[overzicht] [activiteiten] [ongeplande activiteiten] [besluiten] [commissies] [geschenken] [kamerleden] [kamerstukdossiers] [open vragen]
[toezeggingen] [stemmingen] [verslagen] [🔍 uitgebreid zoeken] [wat is dit?]

Inbreng verslag van een schriftelijk overleg over de geannoteerde agenda bijeenkomst NAVO-ministers van Defensie op 17 en 18 februari 2021

Inbreng verslag schriftelijk overleg

Nummer: 2021D05580, datum: 2021-02-08, bijgewerkt: 2024-02-19 10:56, versie: 5

Directe link naar document (.pdf), link naar pagina op de Tweede Kamer site, officiële HTML versie (nds-tk-2021D05580).

Gerelateerde personen:

Onderdeel van zaak 2021Z02334:

Onderdeel van activiteiten:

Preview document (🔗 origineel)


2021D05580 INBRENG VERSLAG VAN EEN SCHRIFTELIJK OVERLEG

De vaste commissie voor Defensie heeft een aantal vragen en opmerkingen voorgelegd aan de aan de Minister van Defensie over de bijeenkomst van de NAVO-ministers van Defensie op 17 en 18 februari 2021, waarvan de geannoteerde agenda op 4 februari 2021 door de Kamer is ontvangen (2021Z02334).

De voorzitter van de commissie,
De Vries

De adjunct-griffier van de commissie,
Mittendorff

I. Vragen en opmerkingen vanuit de fracties

De leden van de D66-fractie danken de Minister voor de toegezonden documenten met betrekking tot NAVO Defensie Ministeriële.
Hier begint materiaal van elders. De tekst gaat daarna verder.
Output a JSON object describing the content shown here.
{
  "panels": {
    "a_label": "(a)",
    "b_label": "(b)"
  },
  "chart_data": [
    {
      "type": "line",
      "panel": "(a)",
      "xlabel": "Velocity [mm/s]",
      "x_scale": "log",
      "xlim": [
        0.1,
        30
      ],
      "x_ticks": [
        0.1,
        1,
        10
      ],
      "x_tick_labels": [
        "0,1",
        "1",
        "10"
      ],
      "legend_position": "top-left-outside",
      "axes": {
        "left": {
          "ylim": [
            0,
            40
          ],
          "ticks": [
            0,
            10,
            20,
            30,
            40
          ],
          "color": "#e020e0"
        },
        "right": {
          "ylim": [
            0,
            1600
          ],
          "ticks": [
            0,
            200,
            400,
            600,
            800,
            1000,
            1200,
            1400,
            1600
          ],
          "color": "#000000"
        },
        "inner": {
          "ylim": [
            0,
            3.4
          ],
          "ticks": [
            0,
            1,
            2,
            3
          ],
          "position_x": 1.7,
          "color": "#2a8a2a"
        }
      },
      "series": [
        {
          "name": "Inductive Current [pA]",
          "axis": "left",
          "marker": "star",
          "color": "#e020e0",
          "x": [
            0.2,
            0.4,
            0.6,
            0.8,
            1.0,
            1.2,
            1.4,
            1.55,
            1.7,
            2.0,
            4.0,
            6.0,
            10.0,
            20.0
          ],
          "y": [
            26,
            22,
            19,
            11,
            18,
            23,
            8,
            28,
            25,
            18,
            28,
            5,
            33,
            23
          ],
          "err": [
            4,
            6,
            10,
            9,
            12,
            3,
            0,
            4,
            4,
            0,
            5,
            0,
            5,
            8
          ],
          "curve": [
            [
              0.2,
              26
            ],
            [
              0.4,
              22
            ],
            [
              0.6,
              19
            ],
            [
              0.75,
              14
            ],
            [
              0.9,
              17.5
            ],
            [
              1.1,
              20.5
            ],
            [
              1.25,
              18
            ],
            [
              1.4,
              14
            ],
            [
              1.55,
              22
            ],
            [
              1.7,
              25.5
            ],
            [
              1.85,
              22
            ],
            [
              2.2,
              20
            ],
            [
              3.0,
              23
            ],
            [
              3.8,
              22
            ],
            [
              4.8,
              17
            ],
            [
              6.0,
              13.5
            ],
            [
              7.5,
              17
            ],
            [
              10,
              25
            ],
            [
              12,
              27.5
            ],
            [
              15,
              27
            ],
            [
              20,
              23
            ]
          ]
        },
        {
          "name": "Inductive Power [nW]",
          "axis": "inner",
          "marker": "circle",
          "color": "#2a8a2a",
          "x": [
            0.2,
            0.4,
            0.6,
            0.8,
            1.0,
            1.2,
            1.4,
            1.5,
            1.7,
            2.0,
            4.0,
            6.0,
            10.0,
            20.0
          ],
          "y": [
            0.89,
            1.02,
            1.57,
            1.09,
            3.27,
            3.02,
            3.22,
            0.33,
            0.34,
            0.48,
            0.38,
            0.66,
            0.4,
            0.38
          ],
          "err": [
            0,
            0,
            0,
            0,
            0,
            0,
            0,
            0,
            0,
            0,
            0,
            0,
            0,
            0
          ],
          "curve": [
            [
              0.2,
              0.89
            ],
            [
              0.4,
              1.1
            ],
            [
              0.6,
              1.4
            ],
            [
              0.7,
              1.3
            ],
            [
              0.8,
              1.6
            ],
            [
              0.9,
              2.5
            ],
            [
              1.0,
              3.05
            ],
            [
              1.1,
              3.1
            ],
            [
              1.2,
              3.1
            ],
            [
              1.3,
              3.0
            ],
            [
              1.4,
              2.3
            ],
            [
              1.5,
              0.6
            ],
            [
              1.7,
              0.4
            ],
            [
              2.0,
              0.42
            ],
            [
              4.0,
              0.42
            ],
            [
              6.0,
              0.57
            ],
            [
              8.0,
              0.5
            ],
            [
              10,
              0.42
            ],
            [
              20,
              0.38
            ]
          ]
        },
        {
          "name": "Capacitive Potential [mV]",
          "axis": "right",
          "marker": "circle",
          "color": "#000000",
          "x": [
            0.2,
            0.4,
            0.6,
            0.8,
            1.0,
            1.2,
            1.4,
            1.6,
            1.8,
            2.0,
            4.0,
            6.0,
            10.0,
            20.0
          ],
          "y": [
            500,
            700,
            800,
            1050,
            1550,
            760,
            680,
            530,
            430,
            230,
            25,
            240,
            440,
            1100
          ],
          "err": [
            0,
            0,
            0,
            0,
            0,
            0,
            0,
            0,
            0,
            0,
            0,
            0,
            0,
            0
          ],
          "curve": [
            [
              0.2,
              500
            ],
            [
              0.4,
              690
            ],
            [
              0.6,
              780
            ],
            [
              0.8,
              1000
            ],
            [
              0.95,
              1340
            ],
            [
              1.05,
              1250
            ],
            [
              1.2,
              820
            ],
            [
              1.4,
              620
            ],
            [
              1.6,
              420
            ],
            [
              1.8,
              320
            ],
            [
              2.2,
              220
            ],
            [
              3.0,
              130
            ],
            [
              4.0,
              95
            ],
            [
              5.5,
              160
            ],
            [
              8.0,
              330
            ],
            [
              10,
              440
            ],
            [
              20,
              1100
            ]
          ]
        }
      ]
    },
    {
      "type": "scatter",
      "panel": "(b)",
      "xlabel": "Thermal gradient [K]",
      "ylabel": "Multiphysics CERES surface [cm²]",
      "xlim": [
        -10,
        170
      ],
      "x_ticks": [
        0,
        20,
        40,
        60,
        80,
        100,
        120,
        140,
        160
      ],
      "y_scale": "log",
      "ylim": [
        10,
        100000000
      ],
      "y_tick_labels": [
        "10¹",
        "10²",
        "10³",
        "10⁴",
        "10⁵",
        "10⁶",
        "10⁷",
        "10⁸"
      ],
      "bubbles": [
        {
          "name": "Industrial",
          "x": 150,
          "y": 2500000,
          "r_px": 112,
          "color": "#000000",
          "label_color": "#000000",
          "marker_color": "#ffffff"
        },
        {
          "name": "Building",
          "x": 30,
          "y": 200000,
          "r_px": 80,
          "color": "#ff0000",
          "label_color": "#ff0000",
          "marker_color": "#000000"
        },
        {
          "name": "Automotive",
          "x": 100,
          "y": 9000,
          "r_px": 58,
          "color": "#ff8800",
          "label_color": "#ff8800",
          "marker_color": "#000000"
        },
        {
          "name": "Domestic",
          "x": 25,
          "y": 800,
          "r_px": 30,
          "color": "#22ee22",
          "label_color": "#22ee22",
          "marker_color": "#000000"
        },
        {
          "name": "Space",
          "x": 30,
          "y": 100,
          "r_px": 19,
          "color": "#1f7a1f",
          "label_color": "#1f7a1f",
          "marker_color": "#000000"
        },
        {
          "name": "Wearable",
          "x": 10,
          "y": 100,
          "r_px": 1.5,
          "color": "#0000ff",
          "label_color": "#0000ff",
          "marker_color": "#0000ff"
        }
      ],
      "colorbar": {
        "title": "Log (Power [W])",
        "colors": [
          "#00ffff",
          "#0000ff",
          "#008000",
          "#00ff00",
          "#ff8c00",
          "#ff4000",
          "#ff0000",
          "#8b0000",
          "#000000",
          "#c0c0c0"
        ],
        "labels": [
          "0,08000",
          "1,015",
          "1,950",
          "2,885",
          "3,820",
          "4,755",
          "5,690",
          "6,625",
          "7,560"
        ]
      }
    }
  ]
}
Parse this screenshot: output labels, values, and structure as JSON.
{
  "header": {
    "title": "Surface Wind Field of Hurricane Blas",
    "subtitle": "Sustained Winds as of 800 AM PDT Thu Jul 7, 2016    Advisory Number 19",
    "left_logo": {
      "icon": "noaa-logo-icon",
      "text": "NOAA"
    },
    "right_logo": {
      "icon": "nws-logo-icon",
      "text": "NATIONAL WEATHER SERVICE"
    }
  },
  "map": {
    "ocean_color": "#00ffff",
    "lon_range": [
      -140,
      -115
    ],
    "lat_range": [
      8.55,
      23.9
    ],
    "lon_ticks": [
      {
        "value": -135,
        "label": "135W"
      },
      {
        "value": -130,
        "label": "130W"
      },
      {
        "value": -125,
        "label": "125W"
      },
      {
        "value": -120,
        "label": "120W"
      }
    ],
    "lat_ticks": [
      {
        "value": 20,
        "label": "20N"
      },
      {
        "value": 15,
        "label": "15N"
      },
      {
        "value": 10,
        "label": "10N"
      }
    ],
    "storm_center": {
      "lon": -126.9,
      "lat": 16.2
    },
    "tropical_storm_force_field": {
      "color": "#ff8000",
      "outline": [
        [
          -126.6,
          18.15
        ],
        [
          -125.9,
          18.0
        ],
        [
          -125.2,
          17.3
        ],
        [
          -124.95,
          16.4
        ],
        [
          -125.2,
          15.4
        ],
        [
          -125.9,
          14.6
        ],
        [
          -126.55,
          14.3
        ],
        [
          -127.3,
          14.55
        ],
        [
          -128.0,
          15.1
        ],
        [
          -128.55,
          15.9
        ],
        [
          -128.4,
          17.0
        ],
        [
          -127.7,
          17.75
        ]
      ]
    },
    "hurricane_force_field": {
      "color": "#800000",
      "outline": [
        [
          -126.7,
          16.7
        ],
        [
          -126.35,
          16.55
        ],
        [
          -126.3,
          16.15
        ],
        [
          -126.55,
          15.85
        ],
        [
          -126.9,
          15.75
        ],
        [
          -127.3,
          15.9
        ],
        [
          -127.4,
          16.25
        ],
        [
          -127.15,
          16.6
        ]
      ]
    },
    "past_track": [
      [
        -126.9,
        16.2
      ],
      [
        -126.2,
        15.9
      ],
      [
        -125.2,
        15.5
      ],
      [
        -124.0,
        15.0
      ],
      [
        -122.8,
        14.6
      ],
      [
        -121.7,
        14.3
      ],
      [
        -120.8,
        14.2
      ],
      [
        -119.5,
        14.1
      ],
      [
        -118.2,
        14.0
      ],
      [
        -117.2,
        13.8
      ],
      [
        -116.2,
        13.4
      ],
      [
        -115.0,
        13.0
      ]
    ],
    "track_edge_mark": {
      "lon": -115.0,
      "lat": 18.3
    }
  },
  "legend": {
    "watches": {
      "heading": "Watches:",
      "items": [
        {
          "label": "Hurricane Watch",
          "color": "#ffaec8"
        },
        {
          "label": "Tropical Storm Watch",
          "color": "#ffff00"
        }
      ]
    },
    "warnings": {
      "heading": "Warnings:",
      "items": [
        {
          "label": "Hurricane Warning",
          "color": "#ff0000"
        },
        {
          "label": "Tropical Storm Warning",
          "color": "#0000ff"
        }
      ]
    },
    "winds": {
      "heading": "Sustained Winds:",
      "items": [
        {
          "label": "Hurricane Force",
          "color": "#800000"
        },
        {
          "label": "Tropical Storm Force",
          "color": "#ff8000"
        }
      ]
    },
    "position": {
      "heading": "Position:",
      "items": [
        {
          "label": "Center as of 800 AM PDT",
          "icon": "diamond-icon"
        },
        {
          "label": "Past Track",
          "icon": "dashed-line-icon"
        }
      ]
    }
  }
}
Deze leden hebben nog enkele vragen aan de Minister.

Met betrekking tot afschrikking en verdediging lezen de leden van de D66-fractie dat de Nederlandse regering het belang van SASP onderschrijft in het kader van responsiveness. Deze leden vragen hoe het reactievermogen van de NAVO op dit moment is. Welke speerpunten wil de Nederlandse regering aandragen voor de besprekingen van het inclusief SACEUR’s Area-wide Strategic Plan (SASP) die het komend half jaar zullen plaatsvinden?

Dezelfde leden lezen dat de Defensievisie 2030 in lijn is met het NAVO Warfighting Capstone Concept (NWCC). Betekent dit dat de visie van de Nederlandse krijgsmacht in grote lijnen gelijk is aan die van de NAVO? Kan de Minister meer inzicht verschaffen in welke doelen centraal staan in deze lange termijn strategie? Wat zijn de grootste veranderingen die in de NWCC worden aangedragen met betrekking tot het NAVO defensieplanningsproces (NDPP)? Zo vragen de leden van de D66-fractie.

Met betrekking tot het NAVO Readiness Initiative (NRI) vragen de leden van de D66-fractie een toelichting over de huidige tekorten bij het NRI. Op welke manier draagt Nederland bij aan het opvullen van deze kritische tekorten?

Dezelfde leden lezen dat er een herziening van het Integrated Air and Missile Defence (IAMD) Standing Defence Plan op de agenda staat. Deze leden vragen op welke punten dit plan wordt herzien? Is de NAVO ook actief bezig haar luchtruim beter te verdedigen tegen de dreiging van hypersonische wapens? Zo ja, hoe wordt dit dan gedaan? Zo nee, zou dit niet verstandig zijn in het licht van de groeiende dreiging rondom hypersonische wapens die ook het MIVD signaleert in haar meest recente openbare jaarverslag? Waarom is het ACSS niet voldoende gericht op de toekomst? Wat schort eraan? In andere woorden, waarom heeft Nederland gepleit voor een herziene AirC2 toekomstvisie, zo vragen de leden van de D66-fractie.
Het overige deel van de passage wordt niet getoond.